We’ve heard a lot about the coming clash between ARM-based chips and Intel x86 processors in data center servers. But the MIPS architecture doesn’t want to be left out of that battle.
Imagination Technologies is announcing today a 64-bit MIPS Warrior core design for chips that can be used in everything from mobile devices to data center servers. The MIPS I-class I6400 central processing unit (CPU) family represents Imagination’s bid to make the MIPS computing architecture relevant in the modern age.
While ARM has dominated smartphones and tablets and Intel’s x86 has occupied the PC market, MIPS has been in a middle ground in devices like smart TVs and consumer electronics. With the new Warrior cores (which can be taken by Imagination’s licensees and designed into working chips), Imagination will try to break into new markets: Chips that use the core will be used in the embedded, mobile, digital consumer, advanced communications, networking, and storage markets.
“This is the MIPS Warrior core that many have been waiting for,” said Tony King-Smith, executive vice president of marketing at Imagination, in a statement. “As the industry moves toward instruction set neutrality, customers can now choose a CPU based on its technical superiority. The I6400 is more efficient, flexible, and scalable than the competition, and its feature set clearly lends itself to the needs of a wide range of next-generation applications including smartphones and tablets. We know that unique features like multi-threading provide significant advantages for many applications, and customers already using this technology agree. Unsurprisingly, we’ve already secured licensees for the I6400 across multiple markets.”
The new cores are designed to be highly efficient and scalable. They use a 64-bit architecture, which is a prerequisite in servers, as well as hardware virtualization. The cores also feature multi-threading, multi-core, and multi-cluster coherent processing.
Imagination says that these features will put the I6400 far ahead of the competition, enabling customers to implement a smaller core at the same performance, or a faster core in the same size chip. Imagination says that compared to rivals, it achieve 50 percent higher performance on the CoreMark benchmark and 30 percent higher performance on the DMIPS benchmark.

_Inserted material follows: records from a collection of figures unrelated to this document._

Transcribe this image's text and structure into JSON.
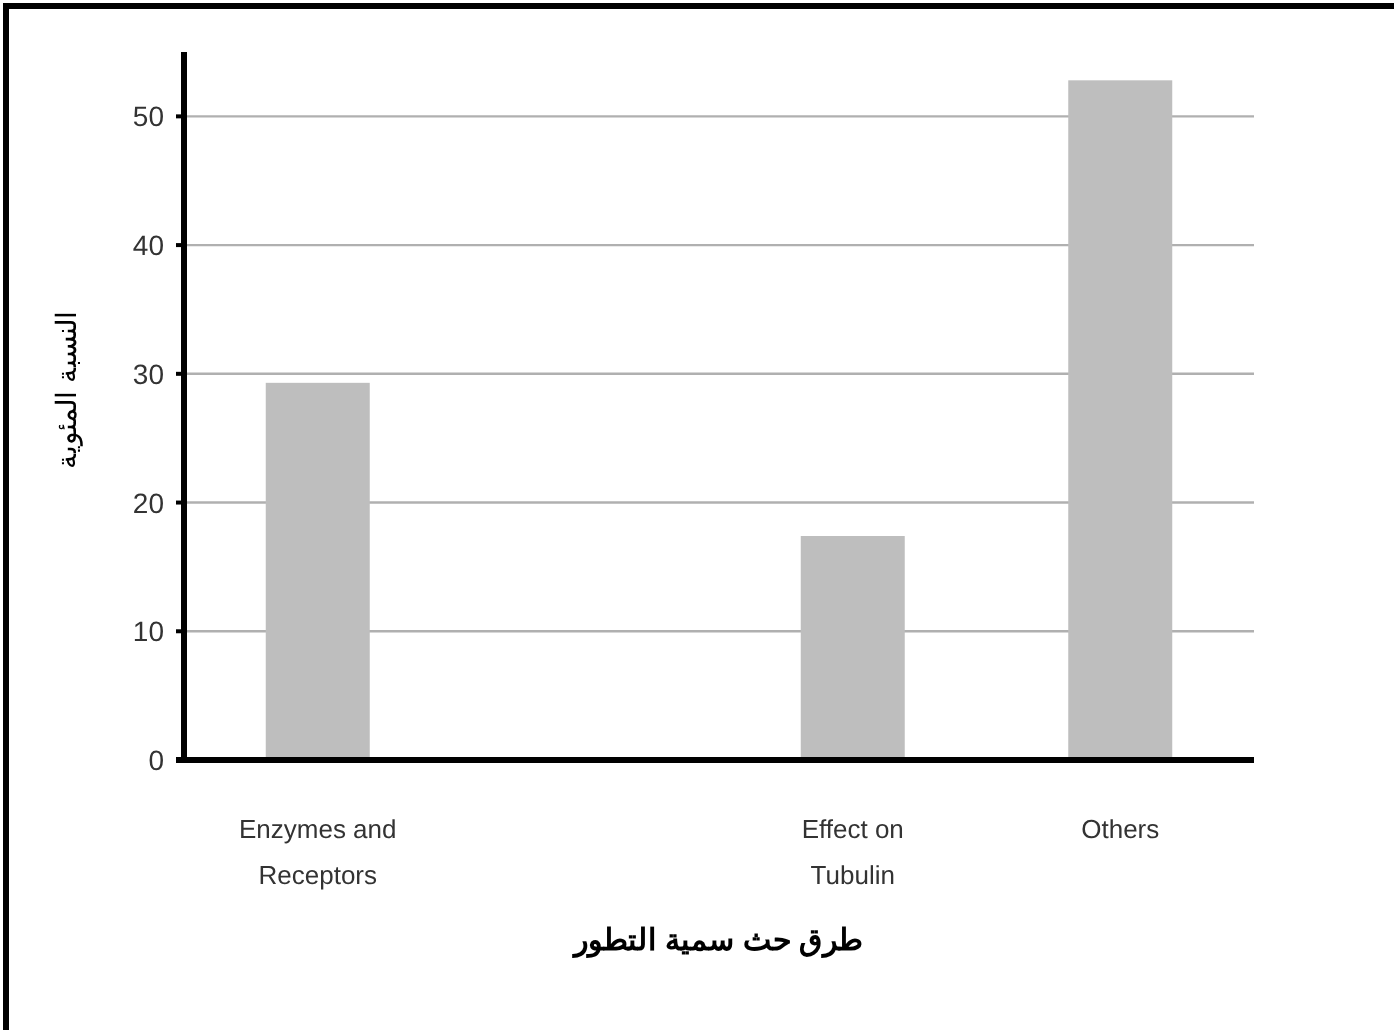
{
  "chart_data": {
    "type": "bar",
    "xlabel": "طرق حث سمية التطور",
    "ylabel": "النسبة المئوية",
    "categories": [
      "Enzymes and Receptors",
      null,
      "Effect on Tubulin",
      "Others"
    ],
    "values": [
      29.3,
      null,
      17.4,
      52.8
    ],
    "color": "#bebebe",
    "ylim": [
      0,
      55
    ],
    "yticks": [
      0,
      10,
      20,
      30,
      40,
      50
    ],
    "grid": "y"
  }
}
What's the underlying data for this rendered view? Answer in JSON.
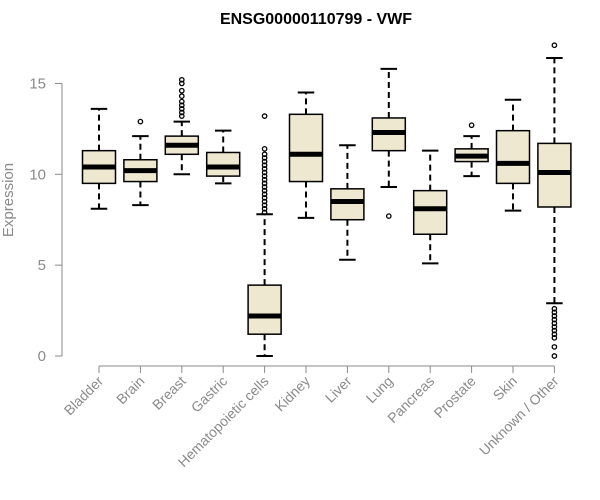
{
  "chart_data": {
    "type": "box",
    "title": "ENSG00000110799 - VWF",
    "xlabel": "",
    "ylabel": "Expression",
    "ylim": [
      0,
      17.5
    ],
    "yticks": [
      0,
      5,
      10,
      15
    ],
    "box_fill": "#efe8d0",
    "axis_color": "#8a8a8a",
    "categories": [
      {
        "name": "Bladder",
        "min": 8.1,
        "q1": 9.5,
        "median": 10.4,
        "q3": 11.3,
        "max": 13.6,
        "outliers": []
      },
      {
        "name": "Brain",
        "min": 8.3,
        "q1": 9.6,
        "median": 10.2,
        "q3": 10.8,
        "max": 12.1,
        "outliers": [
          12.9
        ]
      },
      {
        "name": "Breast",
        "min": 10.0,
        "q1": 11.1,
        "median": 11.6,
        "q3": 12.1,
        "max": 12.9,
        "outliers": [
          13.2,
          13.4,
          13.6,
          13.8,
          14.0,
          14.3,
          14.6,
          15.0,
          15.2
        ]
      },
      {
        "name": "Gastric",
        "min": 9.5,
        "q1": 9.9,
        "median": 10.4,
        "q3": 11.2,
        "max": 12.4,
        "outliers": []
      },
      {
        "name": "Hematopoietic cells",
        "min": 0.0,
        "q1": 1.2,
        "median": 2.2,
        "q3": 3.9,
        "max": 7.8,
        "outliers": [
          7.9,
          8.1,
          8.3,
          8.5,
          8.7,
          8.9,
          9.1,
          9.3,
          9.5,
          9.7,
          9.9,
          10.1,
          10.3,
          10.5,
          10.7,
          10.9,
          11.1,
          11.4,
          13.2
        ]
      },
      {
        "name": "Kidney",
        "min": 7.6,
        "q1": 9.6,
        "median": 11.1,
        "q3": 13.3,
        "max": 14.5,
        "outliers": []
      },
      {
        "name": "Liver",
        "min": 5.3,
        "q1": 7.5,
        "median": 8.5,
        "q3": 9.2,
        "max": 11.6,
        "outliers": []
      },
      {
        "name": "Lung",
        "min": 9.3,
        "q1": 11.3,
        "median": 12.3,
        "q3": 13.1,
        "max": 15.8,
        "outliers": [
          7.7
        ]
      },
      {
        "name": "Pancreas",
        "min": 5.1,
        "q1": 6.7,
        "median": 8.1,
        "q3": 9.1,
        "max": 11.3,
        "outliers": []
      },
      {
        "name": "Prostate",
        "min": 9.9,
        "q1": 10.7,
        "median": 11.0,
        "q3": 11.4,
        "max": 12.1,
        "outliers": [
          12.7
        ]
      },
      {
        "name": "Skin",
        "min": 8.0,
        "q1": 9.5,
        "median": 10.6,
        "q3": 12.4,
        "max": 14.1,
        "outliers": []
      },
      {
        "name": "Unknown / Other",
        "min": 2.9,
        "q1": 8.2,
        "median": 10.1,
        "q3": 11.7,
        "max": 16.4,
        "outliers": [
          17.1,
          2.6,
          2.4,
          2.2,
          2.0,
          1.8,
          1.6,
          1.4,
          1.2,
          1.0,
          0.5,
          0.0
        ]
      }
    ]
  }
}
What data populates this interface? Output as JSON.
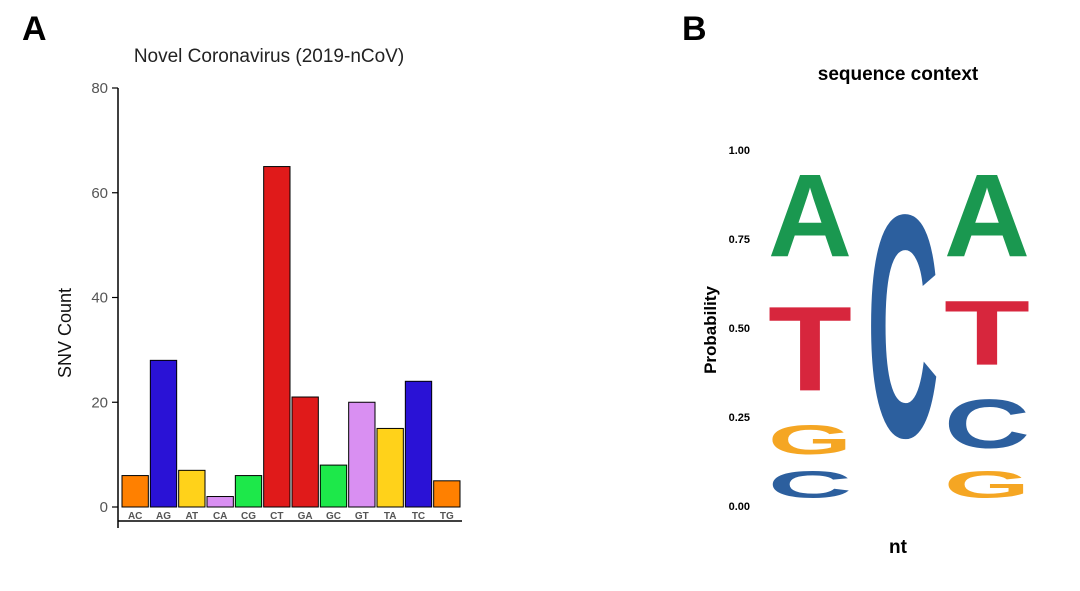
{
  "chart_data": [
    {
      "panel": "A",
      "type": "bar",
      "title": "Novel Coronavirus (2019-nCoV)",
      "xlabel": "",
      "ylabel": "SNV Count",
      "ylim": [
        0,
        80
      ],
      "yticks": [
        0,
        20,
        40,
        60,
        80
      ],
      "categories": [
        "AC",
        "AG",
        "AT",
        "CA",
        "CG",
        "CT",
        "GA",
        "GC",
        "GT",
        "TA",
        "TC",
        "TG"
      ],
      "values": [
        6,
        28,
        7,
        2,
        6,
        65,
        21,
        8,
        20,
        15,
        24,
        5
      ],
      "colors": [
        "#ff8000",
        "#2a12d6",
        "#ffd21a",
        "#d98ff2",
        "#1de84a",
        "#e01a1a",
        "#e01a1a",
        "#1de84a",
        "#d98ff2",
        "#ffd21a",
        "#2a12d6",
        "#ff8000"
      ]
    },
    {
      "panel": "B",
      "type": "other",
      "subtype": "sequence-logo",
      "title": "sequence context",
      "xlabel": "nt",
      "ylabel": "Probability",
      "ylim": [
        0,
        1
      ],
      "yticks": [
        "0.00",
        "0.25",
        "0.50",
        "0.75",
        "1.00"
      ],
      "positions": [
        {
          "letters": [
            {
              "base": "C",
              "prob": 0.12
            },
            {
              "base": "G",
              "prob": 0.13
            },
            {
              "base": "T",
              "prob": 0.38
            },
            {
              "base": "A",
              "prob": 0.37
            }
          ]
        },
        {
          "letters": [
            {
              "base": "C",
              "prob": 1.0
            }
          ]
        },
        {
          "letters": [
            {
              "base": "G",
              "prob": 0.12
            },
            {
              "base": "C",
              "prob": 0.22
            },
            {
              "base": "T",
              "prob": 0.29
            },
            {
              "base": "A",
              "prob": 0.37
            }
          ]
        }
      ],
      "base_colors": {
        "A": "#1a9850",
        "C": "#2c5f9e",
        "G": "#f5a623",
        "T": "#d7263d"
      }
    }
  ]
}
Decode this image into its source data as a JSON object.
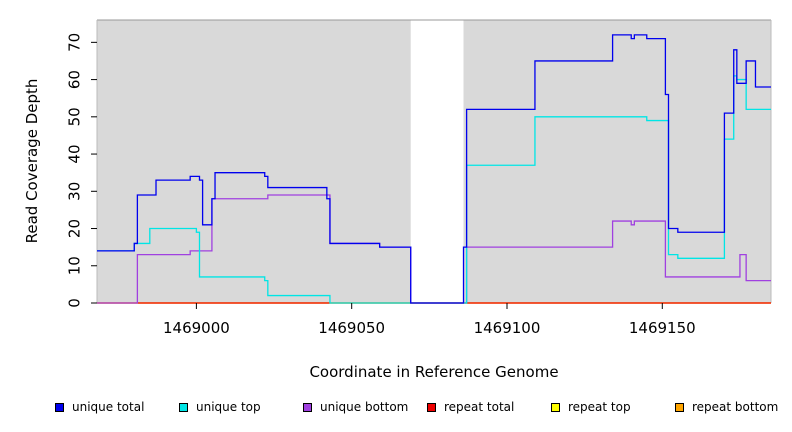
{
  "chart_data": {
    "type": "line",
    "title": "",
    "xlabel": "Coordinate in Reference Genome",
    "ylabel": "Read Coverage Depth",
    "xlim": [
      1468968,
      1469185
    ],
    "ylim": [
      0,
      76
    ],
    "x_ticks": [
      1469000,
      1469050,
      1469100,
      1469150
    ],
    "y_ticks": [
      0,
      10,
      20,
      30,
      40,
      50,
      60,
      70
    ],
    "background": "#d9d9d9",
    "gap": [
      1469069,
      1469086
    ],
    "legend_position": "bottom",
    "series": [
      {
        "name": "unique total",
        "color": "#0000ee",
        "steps": [
          [
            1468968,
            14
          ],
          [
            1468980,
            16
          ],
          [
            1468981,
            29
          ],
          [
            1468987,
            33
          ],
          [
            1468998,
            34
          ],
          [
            1469001,
            33
          ],
          [
            1469002,
            21
          ],
          [
            1469005,
            28
          ],
          [
            1469006,
            35
          ],
          [
            1469022,
            34
          ],
          [
            1469023,
            31
          ],
          [
            1469042,
            28
          ],
          [
            1469043,
            16
          ],
          [
            1469059,
            15
          ],
          [
            1469069,
            0
          ],
          [
            1469086,
            15
          ],
          [
            1469087,
            52
          ],
          [
            1469109,
            65
          ],
          [
            1469134,
            72
          ],
          [
            1469140,
            71
          ],
          [
            1469141,
            72
          ],
          [
            1469145,
            71
          ],
          [
            1469151,
            56
          ],
          [
            1469152,
            20
          ],
          [
            1469155,
            19
          ],
          [
            1469170,
            51
          ],
          [
            1469173,
            68
          ],
          [
            1469174,
            59
          ],
          [
            1469177,
            65
          ],
          [
            1469180,
            58
          ],
          [
            1469185,
            58
          ]
        ]
      },
      {
        "name": "unique top",
        "color": "#00e5e5",
        "steps": [
          [
            1468968,
            14
          ],
          [
            1468980,
            16
          ],
          [
            1468985,
            20
          ],
          [
            1469000,
            19
          ],
          [
            1469001,
            7
          ],
          [
            1469022,
            6
          ],
          [
            1469023,
            2
          ],
          [
            1469043,
            0
          ],
          [
            1469086,
            0
          ],
          [
            1469087,
            37
          ],
          [
            1469109,
            50
          ],
          [
            1469145,
            49
          ],
          [
            1469152,
            13
          ],
          [
            1469155,
            12
          ],
          [
            1469170,
            44
          ],
          [
            1469173,
            61
          ],
          [
            1469174,
            60
          ],
          [
            1469177,
            52
          ],
          [
            1469185,
            52
          ]
        ]
      },
      {
        "name": "unique bottom",
        "color": "#a040e0",
        "steps": [
          [
            1468968,
            0
          ],
          [
            1468981,
            13
          ],
          [
            1468998,
            14
          ],
          [
            1469005,
            28
          ],
          [
            1469023,
            29
          ],
          [
            1469043,
            16
          ],
          [
            1469059,
            15
          ],
          [
            1469069,
            0
          ],
          [
            1469086,
            0
          ],
          [
            1469087,
            15
          ],
          [
            1469134,
            22
          ],
          [
            1469140,
            21
          ],
          [
            1469141,
            22
          ],
          [
            1469151,
            7
          ],
          [
            1469171,
            7
          ],
          [
            1469175,
            13
          ],
          [
            1469177,
            6
          ],
          [
            1469185,
            6
          ]
        ]
      },
      {
        "name": "repeat total",
        "color": "#ee0000",
        "steps": [
          [
            1468968,
            0
          ],
          [
            1469185,
            0
          ]
        ]
      },
      {
        "name": "repeat top",
        "color": "#ffff00",
        "steps": [
          [
            1468968,
            0
          ],
          [
            1469185,
            0
          ]
        ]
      },
      {
        "name": "repeat bottom",
        "color": "#ffa500",
        "steps": [
          [
            1468968,
            0
          ],
          [
            1469185,
            0
          ]
        ]
      }
    ]
  }
}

Jim McGregor, founder and principal analyst at Tirias Research, said, “To address the ongoing evolution in applications from IoT to mobile to networking and storage, companies need to select scalable platforms that can future-proof their designs. With 64-bit, multi-threading, and multicore/multi-cluster support, the I6400 is designed to be a phenomenally flexible, low-power processor architecture capable of scaling across a wide range of applications. Imagination now has MIPS cores for everything from microcontrollers to 64-bit servers, delivering choice across the range and changing the competitive dynamic in the industry.”
Imagination is already talking with multiple lead I6400 licensing partners, with general availability scheduled for December 2014. Mips Computer was founded in 1981 by computing pioneer John Hennessey, now president of Stanford University. The company created its own microprocessor architecture based on the reduced instruction set computing (RISC) design, which sought to simplify computing to its core roots. The RISC designs, which were also adopted by arm, were considered less complex and more efficient than complex instruction set computing (CISC) architecture, such as x86, which was originally developed by Intel.
Mips licensed its RISC technology to other companies such as Silicon Graphics and Sony. Imagination Technologies acquired it in 2012.